Private Capital Findings Issue 22 | Coller Capital
13 May 2026 Publication
Research & Insights

Private Capital Findings, Issue 22

Seeing the whole picture

New research reveals that the narrative tone of interim reporting can be a better predictor of future performance than financial metrics alone.

By Amy Carroll

Private equity’s illiquidity and long-term nature present investors with a conundrum when deciding whether or not to commit to a new fund: how do they assess the probable future performance of a portfolio that is largely unrealised? And, by extension, how accurate are the interim valuations that the general partner provides during fundraising?

This issue is particularly pertinent today, as exits have proved hard to come by in recent times. “The predecessor vehicle’s portfolio is the basis of the due diligence that we do to determine the quality of the manager,” says Sven Czermin, a partner at Palladio Partners. “Fundraising cycles come around every three or four years, while holding periods at the moment are often at least five or six years. So, when we are assessing a fund, we are largely trying to evaluate the performance of unrealised investments.”


Our research adds to a body of academic literature that highlights the limitations of interim valuations.

Florencio Lopez-de-Silanes, SKEMA Business School

Investors therefore have to look closely at a GP’s interim valuations – but they have to approach these with caution and a degree of scepticism. “The reliability of interim valuations as predictors of final performance is moderate and conditional,” says David Scopelliti, global head of private equity and private debt at Mercer. “Interim valuations are often noisy and are subject to manager discretion, timing effects, and market sentiment.”

“In my opinion, interim valuations are not a reliable predictor of future performance,” adds Czermin. “Yes, there are guidelines, but GPs still have a certain degree of discretion when it comes to how these valuations are presented. They can use adjusted, budget or forecast EBITDA, or the last 12 months’ EBITDA. The same is true for multiples. They can keep them constant, look to public markets, and choose whether or not to use discounts. The true value can only really be determined at exit, so while interim valuations should provide a strong sense of where assets stand at a particular point in time, in reality, there is too much potential for upward bias.”

The research

There has been extensive research examining the informational value of PE interim valuations, but there has been little analysis of the accompanying qualitative disclosures. This is a gap that Would I lie to you? On Private Equity Intermediary Performance Reports aims to fill.

The research was carried out by Borja Fernández Tamayo (Université Côte d’Azur, SKEMA Business School and Unigestion), Reiner Braun (Technische Universität München School of Management), Florencio Lopez-de-Silanes (Université Côte d’Azur, SKEMA Business School and the National Bureau of Economic Research), Ludovic Phalippou (University of Oxford, Saïd Business School), and Natalia
Sigrist (Unigestion). It draws on a novel dataset of over more than 20,000 interim performance reports from 2,049 investments, including both quantitative metrics such as sales, EBITDA margins, and valuation multiples, and over 240,000 sentences of qualitative commentary, to provide richer insights into portfolio dynamics. The project was developed in partnership with Unigestion, the source of the raw data used, and SKEMA Business School, which provided funding.

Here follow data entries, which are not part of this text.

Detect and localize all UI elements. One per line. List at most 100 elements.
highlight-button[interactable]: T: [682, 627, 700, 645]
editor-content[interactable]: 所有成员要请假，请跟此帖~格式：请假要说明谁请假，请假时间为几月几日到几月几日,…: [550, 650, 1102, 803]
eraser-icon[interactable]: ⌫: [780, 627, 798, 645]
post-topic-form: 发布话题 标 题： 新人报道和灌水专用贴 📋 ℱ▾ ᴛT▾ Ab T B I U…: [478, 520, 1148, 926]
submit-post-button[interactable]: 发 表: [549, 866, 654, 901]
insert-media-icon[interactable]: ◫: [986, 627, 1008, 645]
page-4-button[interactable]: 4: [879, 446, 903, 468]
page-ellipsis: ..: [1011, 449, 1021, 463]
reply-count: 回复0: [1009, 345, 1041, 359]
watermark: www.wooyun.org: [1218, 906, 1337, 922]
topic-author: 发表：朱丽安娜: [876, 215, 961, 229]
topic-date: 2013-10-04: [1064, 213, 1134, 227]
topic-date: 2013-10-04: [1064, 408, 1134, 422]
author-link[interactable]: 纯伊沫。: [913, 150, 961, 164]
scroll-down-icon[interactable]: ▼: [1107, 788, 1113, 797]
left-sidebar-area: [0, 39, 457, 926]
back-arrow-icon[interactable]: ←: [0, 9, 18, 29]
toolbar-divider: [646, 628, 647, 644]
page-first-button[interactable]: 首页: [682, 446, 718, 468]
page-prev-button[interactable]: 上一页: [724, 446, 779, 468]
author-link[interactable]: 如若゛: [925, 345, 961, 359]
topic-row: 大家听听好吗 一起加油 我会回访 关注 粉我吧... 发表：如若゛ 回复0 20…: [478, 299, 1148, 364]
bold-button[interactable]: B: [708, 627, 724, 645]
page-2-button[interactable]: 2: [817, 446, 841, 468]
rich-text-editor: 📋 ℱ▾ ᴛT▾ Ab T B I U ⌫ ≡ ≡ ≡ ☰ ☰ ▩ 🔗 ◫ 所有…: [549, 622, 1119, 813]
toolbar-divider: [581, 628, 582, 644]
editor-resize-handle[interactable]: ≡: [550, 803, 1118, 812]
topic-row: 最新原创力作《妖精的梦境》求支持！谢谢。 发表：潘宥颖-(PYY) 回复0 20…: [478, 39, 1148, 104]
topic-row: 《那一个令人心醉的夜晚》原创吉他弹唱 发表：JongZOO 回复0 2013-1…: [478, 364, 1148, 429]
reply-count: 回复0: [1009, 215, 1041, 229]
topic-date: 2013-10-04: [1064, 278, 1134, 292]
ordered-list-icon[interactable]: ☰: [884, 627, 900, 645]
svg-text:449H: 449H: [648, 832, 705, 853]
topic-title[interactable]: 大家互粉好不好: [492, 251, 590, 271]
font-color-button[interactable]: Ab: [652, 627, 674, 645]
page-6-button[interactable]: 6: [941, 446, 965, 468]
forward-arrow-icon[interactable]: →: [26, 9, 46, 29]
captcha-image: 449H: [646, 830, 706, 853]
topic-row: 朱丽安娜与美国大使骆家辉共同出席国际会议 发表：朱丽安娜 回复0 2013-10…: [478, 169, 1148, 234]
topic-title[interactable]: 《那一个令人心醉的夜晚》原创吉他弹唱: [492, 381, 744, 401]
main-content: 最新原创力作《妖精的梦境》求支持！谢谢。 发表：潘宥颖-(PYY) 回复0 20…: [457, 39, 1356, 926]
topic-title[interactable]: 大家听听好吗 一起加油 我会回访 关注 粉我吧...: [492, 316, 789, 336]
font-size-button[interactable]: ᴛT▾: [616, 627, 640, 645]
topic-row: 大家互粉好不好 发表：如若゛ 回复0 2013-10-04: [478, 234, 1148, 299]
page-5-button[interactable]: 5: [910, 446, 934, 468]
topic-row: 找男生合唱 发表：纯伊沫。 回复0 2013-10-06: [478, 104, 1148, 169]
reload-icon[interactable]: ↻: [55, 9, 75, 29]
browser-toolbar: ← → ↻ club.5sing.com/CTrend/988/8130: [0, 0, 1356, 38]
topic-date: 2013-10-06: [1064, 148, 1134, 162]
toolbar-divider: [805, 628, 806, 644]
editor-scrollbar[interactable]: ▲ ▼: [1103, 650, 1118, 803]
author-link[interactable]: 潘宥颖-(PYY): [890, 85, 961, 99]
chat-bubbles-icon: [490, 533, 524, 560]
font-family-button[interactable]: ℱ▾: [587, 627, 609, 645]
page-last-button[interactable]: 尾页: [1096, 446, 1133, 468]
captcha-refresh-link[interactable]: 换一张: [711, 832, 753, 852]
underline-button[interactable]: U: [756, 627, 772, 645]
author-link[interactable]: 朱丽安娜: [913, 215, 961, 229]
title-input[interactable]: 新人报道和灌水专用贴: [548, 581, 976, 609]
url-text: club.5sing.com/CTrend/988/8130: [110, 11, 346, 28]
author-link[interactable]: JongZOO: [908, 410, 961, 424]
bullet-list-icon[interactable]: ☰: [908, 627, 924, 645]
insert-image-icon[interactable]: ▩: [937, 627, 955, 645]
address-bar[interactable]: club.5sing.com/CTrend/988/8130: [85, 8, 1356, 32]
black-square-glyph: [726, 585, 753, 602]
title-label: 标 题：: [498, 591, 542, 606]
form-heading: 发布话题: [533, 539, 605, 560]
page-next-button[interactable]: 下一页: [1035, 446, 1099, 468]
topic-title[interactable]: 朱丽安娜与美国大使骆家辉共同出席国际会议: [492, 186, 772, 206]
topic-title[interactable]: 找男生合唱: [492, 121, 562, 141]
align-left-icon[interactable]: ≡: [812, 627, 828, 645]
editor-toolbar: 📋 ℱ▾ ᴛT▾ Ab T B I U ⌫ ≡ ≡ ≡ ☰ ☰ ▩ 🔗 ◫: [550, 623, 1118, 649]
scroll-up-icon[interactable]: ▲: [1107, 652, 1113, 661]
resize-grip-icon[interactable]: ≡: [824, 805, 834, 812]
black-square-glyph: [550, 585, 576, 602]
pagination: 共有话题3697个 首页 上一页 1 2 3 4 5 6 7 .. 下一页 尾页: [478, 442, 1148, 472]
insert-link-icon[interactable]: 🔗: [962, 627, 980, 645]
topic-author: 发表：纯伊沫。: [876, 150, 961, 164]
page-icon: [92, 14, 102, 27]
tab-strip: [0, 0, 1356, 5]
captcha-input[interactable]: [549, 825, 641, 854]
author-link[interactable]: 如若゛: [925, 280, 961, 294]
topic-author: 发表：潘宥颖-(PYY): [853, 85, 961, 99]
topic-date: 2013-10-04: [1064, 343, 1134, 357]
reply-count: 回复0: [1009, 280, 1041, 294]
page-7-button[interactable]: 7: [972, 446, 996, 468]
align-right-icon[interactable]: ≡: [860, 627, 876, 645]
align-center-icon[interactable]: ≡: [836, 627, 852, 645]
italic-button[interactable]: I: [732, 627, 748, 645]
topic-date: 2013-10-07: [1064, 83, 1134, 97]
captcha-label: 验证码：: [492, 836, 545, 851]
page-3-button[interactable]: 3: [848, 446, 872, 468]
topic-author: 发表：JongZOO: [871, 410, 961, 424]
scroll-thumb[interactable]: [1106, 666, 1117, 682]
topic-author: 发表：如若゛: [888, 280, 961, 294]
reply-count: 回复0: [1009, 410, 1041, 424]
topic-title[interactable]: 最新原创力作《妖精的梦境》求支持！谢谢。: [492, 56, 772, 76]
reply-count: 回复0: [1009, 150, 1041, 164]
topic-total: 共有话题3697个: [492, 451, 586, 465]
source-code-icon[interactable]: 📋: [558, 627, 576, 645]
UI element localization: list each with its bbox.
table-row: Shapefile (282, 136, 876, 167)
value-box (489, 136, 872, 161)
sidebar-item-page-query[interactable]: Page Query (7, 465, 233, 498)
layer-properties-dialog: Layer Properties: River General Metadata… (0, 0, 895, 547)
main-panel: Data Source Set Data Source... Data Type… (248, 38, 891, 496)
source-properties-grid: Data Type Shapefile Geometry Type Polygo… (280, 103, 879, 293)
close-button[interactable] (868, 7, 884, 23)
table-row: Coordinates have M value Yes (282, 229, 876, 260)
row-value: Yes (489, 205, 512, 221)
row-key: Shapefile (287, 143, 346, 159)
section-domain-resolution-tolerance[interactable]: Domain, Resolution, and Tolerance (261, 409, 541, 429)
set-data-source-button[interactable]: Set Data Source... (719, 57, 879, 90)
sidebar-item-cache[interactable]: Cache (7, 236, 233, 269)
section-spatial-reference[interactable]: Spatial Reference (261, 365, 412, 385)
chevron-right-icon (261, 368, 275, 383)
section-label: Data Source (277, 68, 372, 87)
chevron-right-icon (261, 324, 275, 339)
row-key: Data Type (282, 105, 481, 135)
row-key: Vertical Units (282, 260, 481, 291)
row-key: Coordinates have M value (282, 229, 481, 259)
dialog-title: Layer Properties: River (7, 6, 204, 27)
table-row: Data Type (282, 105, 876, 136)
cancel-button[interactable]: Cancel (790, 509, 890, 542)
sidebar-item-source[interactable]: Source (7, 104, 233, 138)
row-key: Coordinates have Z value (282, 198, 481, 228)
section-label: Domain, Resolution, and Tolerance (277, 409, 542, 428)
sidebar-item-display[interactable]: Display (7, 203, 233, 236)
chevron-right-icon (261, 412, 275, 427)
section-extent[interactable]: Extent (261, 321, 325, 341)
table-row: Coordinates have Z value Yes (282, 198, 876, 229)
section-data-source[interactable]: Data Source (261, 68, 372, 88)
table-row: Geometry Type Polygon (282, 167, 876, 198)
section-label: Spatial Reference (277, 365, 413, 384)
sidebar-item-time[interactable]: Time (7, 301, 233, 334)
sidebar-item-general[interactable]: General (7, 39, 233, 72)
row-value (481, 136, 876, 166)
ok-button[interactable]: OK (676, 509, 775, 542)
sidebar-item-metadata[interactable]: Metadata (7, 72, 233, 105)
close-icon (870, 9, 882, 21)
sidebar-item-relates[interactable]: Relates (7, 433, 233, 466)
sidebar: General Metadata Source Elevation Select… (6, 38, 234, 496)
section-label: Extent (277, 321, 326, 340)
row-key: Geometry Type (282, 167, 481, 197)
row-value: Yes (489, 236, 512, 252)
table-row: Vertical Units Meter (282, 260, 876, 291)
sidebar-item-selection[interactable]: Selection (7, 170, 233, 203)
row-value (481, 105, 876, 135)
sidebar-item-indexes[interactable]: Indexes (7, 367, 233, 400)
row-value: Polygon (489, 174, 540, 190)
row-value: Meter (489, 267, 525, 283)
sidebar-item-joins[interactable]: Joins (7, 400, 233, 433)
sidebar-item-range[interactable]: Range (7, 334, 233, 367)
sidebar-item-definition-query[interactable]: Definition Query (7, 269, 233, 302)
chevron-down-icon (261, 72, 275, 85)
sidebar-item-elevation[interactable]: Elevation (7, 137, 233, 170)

Using LLMs, the research finds that the tone of the commentary included in interim performance reports is a reliable predictor of how investment performance could change from interim to final valuation. A positive tone is associated with a significantly higher realised multiple on invested capital (MOIC), even after controlling for an investment’s interim valuation and fund characteristics.
Specifically, it finds that a one standard-deviation increase in measured optimism (equivalent to a change from a neutral tone to the average — moderately positive — tone) results in a 0.18x subsequent increase in MOIC. The same magnitude of increase in interim MOIC results in just a 0.09x subsequent increase in MOIC above the interim. Reporting tone is particularly informative during fundraising periods and, unlike interim valuations, tone consistently predicts final multiples across GP locations and deal regions.